By Alex Stevenson

Increased immigration does not cause the taxpayers' benefits bill to go up, fresh research has suggested.

New data from the National Institute for Economic and Social Studies (Niesr) found that even during the recent recession there was no link between higher levels of immigration and increases in claims for Jobseekers' Allowance.

The thinktank looked at national insurance number registration of foreign nationals to make its assessment, which appeared to reinforce the findings of past studies suggesting there is little or no impact on average.

"Our results… seem to confirm the lack of any impact of migration on unemployment in aggregate," the report's authors, Paolo Lucchino, Chiara Rosazza Bondibene, and Jonathan Portes, concluded.

"We find no association between migrant inflows and claimant unemployment.
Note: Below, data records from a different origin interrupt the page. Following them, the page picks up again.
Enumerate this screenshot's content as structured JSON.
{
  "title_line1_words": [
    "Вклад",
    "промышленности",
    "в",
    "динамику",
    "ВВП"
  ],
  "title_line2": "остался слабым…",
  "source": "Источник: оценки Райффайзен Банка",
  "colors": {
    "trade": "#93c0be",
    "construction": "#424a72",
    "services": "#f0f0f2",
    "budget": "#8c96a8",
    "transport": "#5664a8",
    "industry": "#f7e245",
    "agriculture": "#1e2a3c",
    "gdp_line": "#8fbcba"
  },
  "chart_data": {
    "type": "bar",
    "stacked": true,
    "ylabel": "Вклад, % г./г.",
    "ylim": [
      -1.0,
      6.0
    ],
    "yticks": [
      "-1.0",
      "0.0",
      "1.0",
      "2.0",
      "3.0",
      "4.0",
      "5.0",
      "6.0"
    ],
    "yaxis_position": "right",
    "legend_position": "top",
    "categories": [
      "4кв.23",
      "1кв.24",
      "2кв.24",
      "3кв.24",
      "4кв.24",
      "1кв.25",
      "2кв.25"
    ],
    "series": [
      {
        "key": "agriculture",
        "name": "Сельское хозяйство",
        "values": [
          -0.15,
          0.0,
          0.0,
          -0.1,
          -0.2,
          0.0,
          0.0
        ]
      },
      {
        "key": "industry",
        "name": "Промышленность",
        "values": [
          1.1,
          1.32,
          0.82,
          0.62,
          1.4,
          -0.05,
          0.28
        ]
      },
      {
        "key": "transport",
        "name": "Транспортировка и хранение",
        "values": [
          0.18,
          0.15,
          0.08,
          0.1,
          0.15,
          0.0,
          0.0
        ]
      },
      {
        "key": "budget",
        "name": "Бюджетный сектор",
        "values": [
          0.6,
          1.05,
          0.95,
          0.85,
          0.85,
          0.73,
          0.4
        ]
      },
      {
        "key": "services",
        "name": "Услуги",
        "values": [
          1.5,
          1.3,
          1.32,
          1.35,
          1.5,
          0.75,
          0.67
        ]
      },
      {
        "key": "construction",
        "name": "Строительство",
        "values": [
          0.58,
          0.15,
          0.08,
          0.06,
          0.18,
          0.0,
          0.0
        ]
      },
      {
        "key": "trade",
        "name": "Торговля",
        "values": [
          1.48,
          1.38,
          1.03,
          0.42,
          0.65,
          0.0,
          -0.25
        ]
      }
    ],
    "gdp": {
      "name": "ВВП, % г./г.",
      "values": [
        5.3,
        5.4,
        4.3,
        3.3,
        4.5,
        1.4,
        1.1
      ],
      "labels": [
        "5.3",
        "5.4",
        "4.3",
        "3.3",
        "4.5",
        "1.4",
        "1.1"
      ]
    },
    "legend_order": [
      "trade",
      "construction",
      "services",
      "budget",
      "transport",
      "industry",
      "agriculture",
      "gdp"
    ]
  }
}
In addition, we test for whether the impact of migration on claimant unemployment varies according to the state of the economic cycle.

"We find no evidence of a greater negative impact during periods of low growth or the recent recession."

The findings fly in the face of research from the Migration Watch UK thinktank yesterday, which noted the "remarkable coincidence" between the increase in youth unemployment and the surge in immigration from eastern Europe seen over the last eight years.

"Measuring the effect of the recent unprecedented immigration levels on youth unemployment is not an exact science – and many attempts to do so have been criticised," Migration Watch chairman Sir Andrew Green said.

"Correlation is not causation but when the two statistics are placed side by side most objective people would consider it a very remarkable coincidence if there was no link at all between them, especially as migrants of the A8 [former Soviet bloc countries in eastern Europe] have tended to be disproportionately young, well-educated, prepared to work for low wages and imbued with a strong work ethic."